My memories of President Donald Trump’s first inauguration, back in 2017, are still burned into my brain.
I was working for D.C.’s storied alt-weekly, Washington City Paper, and was assigned to cover the many inauguration protests around the city that day. I biked around downtown, stopping to interview various Trump supporters and protesters, until I found one of the larger protests marching toward the National Mall. I was no stranger to covering protests — social justice was one of my main beats, which had me covering large and small demonstrations throughout D.C., almost weekly. But this day was different.
For weeks, the fear, anxiety and tension of the incoming Trump administration had evolved into righteous anger. D.C. may be a transient city — and one that’s often (and wrongly) portrayed as nothing more than the playground for the politicos and their staff in Congress — but for the hundreds of thousands of people who call it home, there’s a sense of pride and ownership about it. From go-go to mumbo sauce to the Washington Color School, the city has a rich, storied cultural history and one that its people fiercely fight to preserve. And so, with the threat of the incoming administration, people took the streets to let Trump know: you’re not welcome.
At times, it felt like the people protesting the inauguration outnumbered the people actually attending it (which may have been the case!). At a certain point, the protest I was following — which would later be known as the DisruptJ20 protest — was violently attacked by police, who eventually kettled them to the corner of 12th and H Streets NW. I stood there, along with a slew of reporters, watching police drag and arrest dozens of protesters one by one.

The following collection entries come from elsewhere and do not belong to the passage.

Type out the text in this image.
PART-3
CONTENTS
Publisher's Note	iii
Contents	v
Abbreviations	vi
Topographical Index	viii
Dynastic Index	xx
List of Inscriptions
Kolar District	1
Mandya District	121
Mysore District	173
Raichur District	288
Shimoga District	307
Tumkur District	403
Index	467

And then all hell broke loose.
Pro-Trump supporters started pushing protesters. A skirmish broke out. Hundreds of riot police went into action, pepper-spraying peaceful protesters and firing tear gas, pepper balls and flash-bang grenades into the crowds. It was a grisly scene and one that, in my eyes, came to define the next four years.
I wasn’t at Monday’s inauguration, but from the coverage I read, the scene seemed a stark opposite of Trump’s 2017 inauguration. On Saturday, two days before the inauguration, thousands of people marched on the National Mall for The People’s March. But in all, the protests were markedly quieter than before.
The cynical reading of this is that it’s because Trumpism won and people, even those who don’t support him, have accepted this new reality. I don’t think that’s accurate. To me, it feels like the resistance to the second Trump term isn’t so much a “take to the streets” approach than it is a more thoughtful and organized opposition using legal means to fight back. There’s a network of pro-democracy organizations that spent years preparing for this moment and are challenging Trump’s flurry of executive orders in the courts almost as soon as they’re signed. That’s huge.